Nel frattempo, le bombe continuano a scendere. E i razzi di Hamas si intensificano. Gli appelli della politica mondiale sono finora troppo deboli per fermare la macchina da guerra israeliana, nonostante anche in patria il dibattito è acceso (si veda il sito del quotidiano progressista israeliano Haaretz , che riporta oggi l’intervento dello scrittore David Grossman per un immediato cessate il fuoco). L’agenzia di stampa palestinese Maan  si aggiorna ogni dieci minuti con nuove, nefaste, notizie. La società civile sta manifestando in varie città nel mondo, Italia compresa. In Cisgiordania, a Ni’lin e Ramallah, ci sono state due vittime palestinesi. Decine le persone arrestate davanti alle ambasciate d’Israele.

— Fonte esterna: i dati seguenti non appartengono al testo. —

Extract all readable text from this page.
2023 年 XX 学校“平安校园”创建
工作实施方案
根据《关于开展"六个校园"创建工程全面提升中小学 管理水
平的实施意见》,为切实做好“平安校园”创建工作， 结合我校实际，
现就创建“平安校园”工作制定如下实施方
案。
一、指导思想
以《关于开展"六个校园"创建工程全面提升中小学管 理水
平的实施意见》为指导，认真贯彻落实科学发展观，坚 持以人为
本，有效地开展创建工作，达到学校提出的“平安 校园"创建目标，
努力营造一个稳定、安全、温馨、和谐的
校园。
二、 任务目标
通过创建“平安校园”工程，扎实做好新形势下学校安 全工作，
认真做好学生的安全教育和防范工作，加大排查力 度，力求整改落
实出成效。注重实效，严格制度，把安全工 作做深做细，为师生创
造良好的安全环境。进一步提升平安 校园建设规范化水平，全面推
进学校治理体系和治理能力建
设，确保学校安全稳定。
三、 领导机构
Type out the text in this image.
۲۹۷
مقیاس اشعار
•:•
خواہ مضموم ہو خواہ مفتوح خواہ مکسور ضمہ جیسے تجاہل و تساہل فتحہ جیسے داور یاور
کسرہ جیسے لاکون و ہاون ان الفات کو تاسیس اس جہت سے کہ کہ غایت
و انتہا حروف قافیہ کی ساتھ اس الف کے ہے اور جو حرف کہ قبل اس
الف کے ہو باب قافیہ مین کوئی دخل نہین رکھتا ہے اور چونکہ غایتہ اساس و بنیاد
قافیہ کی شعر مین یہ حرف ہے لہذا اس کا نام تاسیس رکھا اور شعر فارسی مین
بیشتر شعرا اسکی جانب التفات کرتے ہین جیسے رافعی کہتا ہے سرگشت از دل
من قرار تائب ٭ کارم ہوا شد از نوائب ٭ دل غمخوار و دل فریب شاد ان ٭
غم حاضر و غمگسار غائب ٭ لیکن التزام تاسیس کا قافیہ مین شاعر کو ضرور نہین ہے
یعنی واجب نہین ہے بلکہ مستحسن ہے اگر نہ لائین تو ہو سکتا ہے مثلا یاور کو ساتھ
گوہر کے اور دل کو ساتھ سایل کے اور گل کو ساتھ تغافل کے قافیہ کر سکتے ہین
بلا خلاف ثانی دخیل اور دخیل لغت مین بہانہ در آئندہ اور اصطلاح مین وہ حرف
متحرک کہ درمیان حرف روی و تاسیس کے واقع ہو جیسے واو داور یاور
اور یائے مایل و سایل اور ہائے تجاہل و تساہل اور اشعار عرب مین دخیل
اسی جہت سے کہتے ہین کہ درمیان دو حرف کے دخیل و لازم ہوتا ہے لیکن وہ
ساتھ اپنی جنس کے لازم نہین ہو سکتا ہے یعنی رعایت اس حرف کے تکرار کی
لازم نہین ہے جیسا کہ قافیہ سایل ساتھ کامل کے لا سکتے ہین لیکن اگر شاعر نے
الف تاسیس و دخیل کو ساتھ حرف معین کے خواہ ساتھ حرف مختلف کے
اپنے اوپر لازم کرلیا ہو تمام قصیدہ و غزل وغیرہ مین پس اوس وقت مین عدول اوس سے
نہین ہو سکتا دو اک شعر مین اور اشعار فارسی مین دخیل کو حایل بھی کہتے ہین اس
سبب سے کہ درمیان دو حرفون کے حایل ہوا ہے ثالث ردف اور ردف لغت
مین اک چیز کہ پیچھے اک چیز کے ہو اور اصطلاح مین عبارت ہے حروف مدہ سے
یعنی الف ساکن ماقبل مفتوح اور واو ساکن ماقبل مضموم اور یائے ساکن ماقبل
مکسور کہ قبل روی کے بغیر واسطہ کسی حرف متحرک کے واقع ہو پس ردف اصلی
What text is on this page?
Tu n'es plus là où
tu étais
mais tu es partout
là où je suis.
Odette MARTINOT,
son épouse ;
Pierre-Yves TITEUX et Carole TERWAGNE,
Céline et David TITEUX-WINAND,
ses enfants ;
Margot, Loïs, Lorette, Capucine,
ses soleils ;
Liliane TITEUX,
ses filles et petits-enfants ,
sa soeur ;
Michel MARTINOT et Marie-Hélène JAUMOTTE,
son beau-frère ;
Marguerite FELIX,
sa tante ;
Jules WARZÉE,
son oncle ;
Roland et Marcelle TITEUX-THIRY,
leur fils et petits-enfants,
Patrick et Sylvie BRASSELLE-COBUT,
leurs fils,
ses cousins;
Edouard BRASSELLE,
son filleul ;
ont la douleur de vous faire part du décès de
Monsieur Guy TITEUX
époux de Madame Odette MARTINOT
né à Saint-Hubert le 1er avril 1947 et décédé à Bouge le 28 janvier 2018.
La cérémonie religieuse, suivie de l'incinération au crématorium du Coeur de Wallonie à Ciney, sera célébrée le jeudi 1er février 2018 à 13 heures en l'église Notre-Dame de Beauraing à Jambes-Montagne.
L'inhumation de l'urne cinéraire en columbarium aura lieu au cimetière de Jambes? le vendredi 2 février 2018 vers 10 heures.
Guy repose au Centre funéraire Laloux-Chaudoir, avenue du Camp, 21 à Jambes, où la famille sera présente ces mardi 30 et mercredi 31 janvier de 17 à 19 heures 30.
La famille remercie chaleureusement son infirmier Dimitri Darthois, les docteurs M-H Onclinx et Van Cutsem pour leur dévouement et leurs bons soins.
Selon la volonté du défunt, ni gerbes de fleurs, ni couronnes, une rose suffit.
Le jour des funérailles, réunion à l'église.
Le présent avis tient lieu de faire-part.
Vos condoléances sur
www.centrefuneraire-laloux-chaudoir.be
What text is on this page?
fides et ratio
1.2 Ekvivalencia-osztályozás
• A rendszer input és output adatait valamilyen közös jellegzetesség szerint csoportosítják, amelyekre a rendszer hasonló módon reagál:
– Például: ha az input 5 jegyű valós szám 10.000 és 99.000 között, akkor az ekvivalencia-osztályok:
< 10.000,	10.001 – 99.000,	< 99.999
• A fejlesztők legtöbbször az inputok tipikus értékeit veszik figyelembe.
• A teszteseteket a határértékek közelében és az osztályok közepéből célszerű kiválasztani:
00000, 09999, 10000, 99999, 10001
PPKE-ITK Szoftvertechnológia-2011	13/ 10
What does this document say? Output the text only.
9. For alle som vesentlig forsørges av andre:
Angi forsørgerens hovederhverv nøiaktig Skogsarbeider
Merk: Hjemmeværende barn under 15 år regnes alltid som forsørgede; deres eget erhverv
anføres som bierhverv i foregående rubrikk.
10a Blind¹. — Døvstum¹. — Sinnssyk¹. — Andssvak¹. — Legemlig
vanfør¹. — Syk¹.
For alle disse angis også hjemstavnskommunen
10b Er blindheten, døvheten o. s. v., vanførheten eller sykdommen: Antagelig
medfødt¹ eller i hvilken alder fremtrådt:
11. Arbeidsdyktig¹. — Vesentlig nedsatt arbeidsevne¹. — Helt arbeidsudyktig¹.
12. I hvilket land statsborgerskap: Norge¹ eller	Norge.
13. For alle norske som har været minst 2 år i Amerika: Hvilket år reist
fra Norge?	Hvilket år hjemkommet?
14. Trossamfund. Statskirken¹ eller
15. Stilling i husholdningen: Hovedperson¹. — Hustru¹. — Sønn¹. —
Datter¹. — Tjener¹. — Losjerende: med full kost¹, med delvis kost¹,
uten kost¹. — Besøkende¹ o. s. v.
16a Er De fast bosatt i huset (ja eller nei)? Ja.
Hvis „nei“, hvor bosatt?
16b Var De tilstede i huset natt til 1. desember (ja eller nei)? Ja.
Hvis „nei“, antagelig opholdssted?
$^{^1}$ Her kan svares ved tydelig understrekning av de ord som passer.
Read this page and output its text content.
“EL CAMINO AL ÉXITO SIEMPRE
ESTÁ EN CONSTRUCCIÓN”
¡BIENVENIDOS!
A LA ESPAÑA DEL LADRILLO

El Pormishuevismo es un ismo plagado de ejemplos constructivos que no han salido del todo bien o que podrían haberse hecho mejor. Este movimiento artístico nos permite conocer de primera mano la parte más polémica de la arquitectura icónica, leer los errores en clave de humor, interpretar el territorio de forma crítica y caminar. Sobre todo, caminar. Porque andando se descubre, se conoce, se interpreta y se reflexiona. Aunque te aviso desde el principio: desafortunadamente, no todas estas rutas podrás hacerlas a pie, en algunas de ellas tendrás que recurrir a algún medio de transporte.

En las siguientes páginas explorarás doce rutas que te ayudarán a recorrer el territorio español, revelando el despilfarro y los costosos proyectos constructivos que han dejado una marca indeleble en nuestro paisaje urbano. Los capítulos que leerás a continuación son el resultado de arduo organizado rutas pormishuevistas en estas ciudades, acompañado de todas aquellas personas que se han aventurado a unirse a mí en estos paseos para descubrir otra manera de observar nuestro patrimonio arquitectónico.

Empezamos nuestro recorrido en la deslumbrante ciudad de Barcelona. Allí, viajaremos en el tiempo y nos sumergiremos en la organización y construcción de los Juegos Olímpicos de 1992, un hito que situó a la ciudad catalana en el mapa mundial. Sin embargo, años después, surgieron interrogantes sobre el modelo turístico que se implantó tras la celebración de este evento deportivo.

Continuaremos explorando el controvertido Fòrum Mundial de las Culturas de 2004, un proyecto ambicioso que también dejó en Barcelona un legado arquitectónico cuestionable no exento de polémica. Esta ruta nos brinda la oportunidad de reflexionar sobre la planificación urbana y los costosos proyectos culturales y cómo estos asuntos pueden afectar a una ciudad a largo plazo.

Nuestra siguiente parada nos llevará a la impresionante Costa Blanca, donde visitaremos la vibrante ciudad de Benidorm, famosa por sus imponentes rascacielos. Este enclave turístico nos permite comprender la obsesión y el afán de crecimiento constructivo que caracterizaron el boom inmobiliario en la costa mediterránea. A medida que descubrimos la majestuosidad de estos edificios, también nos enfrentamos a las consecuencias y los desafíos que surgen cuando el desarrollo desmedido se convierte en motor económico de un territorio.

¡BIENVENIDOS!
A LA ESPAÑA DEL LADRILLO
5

Sul fronte dell’associazionismo, Amnesty international non si è fatta attendere, lanciando nella giornata di ieri un appello allo stop ai bombardamenti illegali israeliani e ai razzi dei fondamentalisti palestinesi, al quale ne è seguito un altro che chiedeva il rispetto dei civili, vittime indifese dell’escalation della violenza. Anche Ernesto Olivero, presidente delle Acli, che si trova tutt’ora a Betlemme (che, dopo il boom di turisti del Natale, in conseguenza dell’attacco è oggi una città fantasma con le saracinesche abbassate in segno di lutto e centinaia di prenotazioni disdette) per seguire i progetti dell’associazione in loco, ha denunciato: “È un bombardamento indifferenziato. La vera questione da porsi non è di chi sono le colpe o le ragioni, ma chi sono oggi le vittime”. Anche la vicepresidente del Parlamento europeo, Luisa Morgantini, si trova in queste ore da quelle parti: è tra Tel Aviv e Gerusalemme, con un gruppo di 50 esponenti della società civile italiana, e martedì incontra il primo ministro dell’Autorità palestinese Salaam Fayyad, nel tentativo di arrivare a una mediazione che interrompa la strage in atto.

Da dove può arrivare uno spiraglio di speranza? Arrigoni, l’unico italiano sotto le bombe, prova a rispondere: “Di certo non da Hamas: sembra strano, ma qui i loro leader non si vedono in giro, sono all’estero, e seppur influenti, non hanno il controlli di chi lancia i razzi verso Israele, perchè ci sono altri gruppetti di fondamentalisti indipendenti, che crescono man mano che aumentano i bombardamenti”.  Aggiunge Arrigoni: “Bisogna fare pressione su Israele, perchè è pur sempre una democrazia: per ora, nonostante le voci di dissenso crescano, chi governa tira dritto. Ma la comunità internazionale, attraverso, ad esempio, un boicottaggio mirato, come successo verso il Sudafrica durante l’Apartheid, può portare frutti insperati”. E conclude: “l’importante è mettersi in gioco, farsi sentire. Io lo faccio, come italiano e in modo nonviolento, da qui. Ognuno agisca come può”.